小説も知る限りこの1編だけ、本人は小田さんや桑田佳祐のように映画を作る、という意志はなさそうだけれど、昭和回帰ブームの今日、曲自体の色は霞んでいたけれど「22才の別れ」映画化もあったりしたし、先日のこの「いちご白書」放映を機に、誰かが触発され、(出来ればこのユーミン小説を原作に)映画化企画、とか持ち上がらないだろうか、等とふと思ったり、ひっそり深夜放映でもあったし、まず有り得ないだろうけれど。でも一応配役を考えてみたりして、どうも誰もしっくりこず、あてがうなら誰かイメージの真っ白な新人カップルで、と。

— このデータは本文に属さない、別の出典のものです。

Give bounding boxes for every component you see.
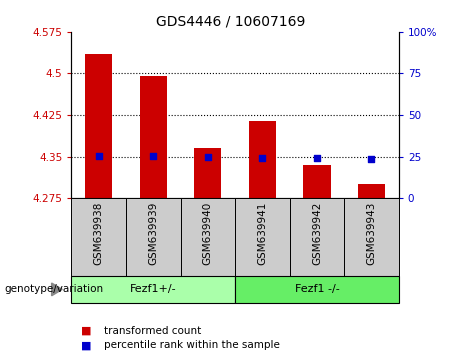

そういう曲や本の絡みもあって、何かと思った作品ではあるけれど、タイトルの「いちご白書」は、学生運動に対して大学当局が、それはいちご(”赤”の共産主義色のニュアンスも)を欲しがるようなものだ、という声明から、という事を、劇中の科白で今更かもしれないけれど知ったのだった。そう言えば「アクロス・・」で「ストロベリー・フィールズ・フォーエバー」が流れ、絵の具や苺の赤が散乱したりして、ベトナム戦争の悲惨さを現すシーンだったけれど、そういう含みもあったのだろうか、等と今になって思い返したりもした。木曜「風のガーデン 第8話」昨夜「美の巨人たち ドガ」等録画。(http://movie.goo.ne.jp/movies/PMVWKPD754/アメリカの旅<5>いちご白書をもう一度(’75)

★12/5追記:この原作はどんなものか読んでみたい、と思い、角川文庫になっているようで、余り本は増やしたくないし、図書館で数日で取り寄せが出来て今日手元に。当面「ホームレス中学生」があり「クライマーズ・ハイ」も途中のままなのだけれど。コロンビア大学の学生だったジェームス・クネンが19才の時に書き、その後の著作はないようだけれど、当時若者のカリスマ的存在になった、と。背表紙に写真と短い紹介があり、’48年生まれで、今60才位のはず。